Using a heat diffusion model in combination with GWAS results and protein-protein interactions, the significantly mutated subnetworks in rifampicin-resistant samples were found. The subnetwork not only contained the known targets of rifampicin (rpoB, rpoC), but also included topA and pyrG, which are potentially associated with drug resistance. Together, these results offer deeper insights into drug resistance of Mtb, and provides potential drug targets for finding new antituberculosis drugs.
结核病(TB)是由结核分枝杆菌(Mtb)引起的,是已知最古老和最危险的疾病之一。尽管在 20 世纪早期使用抗生素和疫苗控制了 TB 的传播,但由于耐药性的增加,TB 再次成为一个威胁。对于已经感染了耐多药结核分枝杆菌(MDR-Mtb)或广泛耐药结核分枝杆菌(XDRMtb)的人,仍然缺乏有效的治疗方案。在过去的几十年中,许多研究小组通过全基因组关联研究(GWAS)基于序列数据探索了 Mtb 的耐药性谱,确定了一些与耐药性显著相关的突变,并试图解释耐药机制。然而,它们主要集中在药物靶点的几个显著突变上(例如 rpoB、katG)。GWAS 分析可能会忽略一些与耐药性相关的潜在基因。
在本文中,我们的动机是使用热扩散模型检测 Mtb 的潜在耐药基因。
所有测序数据包含 127 株 Mtb 样本,即 34 株乙胺丁醇、65 株异烟肼、53 株利福平、45 株链霉素耐药株。使用 Trimmomatic 软件对原始序列数据进行预处理,并使用 Bowtie2 将其与 Mtb H37Rv 参考基因组对齐。从得到的比对中,使用 SAMtools 和 VarScan 过滤序列并调用 SNP。使用 PLINK 包进行 GWAS 以获得显著的 SNPs,并将其映射到基因上。使用 GWAS 计算的基因的 P 值被转化为热向量。将热向量和来自 STRING 数据库的 Mtb 蛋白-蛋白相互作用(PPI)输入到热扩散模型中,使用 HotNet2 获得显著的子网。最后,获得与不同表型相关的最显著(P<0.05)子网。为了验证突变前后药物与靶标之间结合能的变化,使用 AMBER 软件进行了分子动力学模拟。

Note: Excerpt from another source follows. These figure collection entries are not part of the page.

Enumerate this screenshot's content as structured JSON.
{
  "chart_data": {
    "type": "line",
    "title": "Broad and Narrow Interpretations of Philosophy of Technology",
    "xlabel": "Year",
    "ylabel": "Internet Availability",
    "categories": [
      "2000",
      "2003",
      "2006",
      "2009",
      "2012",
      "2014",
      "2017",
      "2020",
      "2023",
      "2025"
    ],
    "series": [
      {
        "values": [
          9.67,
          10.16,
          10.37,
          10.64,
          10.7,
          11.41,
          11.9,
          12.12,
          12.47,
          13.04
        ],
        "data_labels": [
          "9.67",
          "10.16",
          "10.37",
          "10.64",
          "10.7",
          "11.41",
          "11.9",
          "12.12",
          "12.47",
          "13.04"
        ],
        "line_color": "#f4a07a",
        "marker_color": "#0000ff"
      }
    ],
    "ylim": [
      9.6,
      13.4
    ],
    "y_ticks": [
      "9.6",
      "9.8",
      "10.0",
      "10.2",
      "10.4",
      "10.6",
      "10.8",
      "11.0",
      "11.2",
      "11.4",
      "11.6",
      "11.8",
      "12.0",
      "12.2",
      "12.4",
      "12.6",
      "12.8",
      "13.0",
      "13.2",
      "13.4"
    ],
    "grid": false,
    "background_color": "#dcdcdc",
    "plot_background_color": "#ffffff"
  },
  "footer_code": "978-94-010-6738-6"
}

我们在利福平耐药样本中鉴定出了显著的子网。令人兴奋的是,我们发现了 rpoB 和 rpoC,它们是利福平的药物靶点。从 rpoB 的蛋白质结构来看,突变位置极其接近药物结合位点,距离仅为 3.97Å。分子动力学模拟表明,rpoB 和利福平结合后,其结合能降低。在很大程度上,这种突变会影响药物-靶标结合的亲和力。此外,topA 和 pyrG 被报道与耐药性有关,可能是新的结核病药物靶点。其他尚未报道的基因值得进一步研究。
使用热扩散模型结合 GWAS 结果和蛋白质-蛋白质相互作用,发现了利福平耐药样本中显著突变的子网。该子网不仅包含了已知的利福平靶点(rpoB、rpoC),还包含了 topA 和 pyrG,它们可能与耐药性有关。这些结果深入了解了 Mtb 的耐药性,并为寻找新的抗结核药物提供了潜在的药物靶点。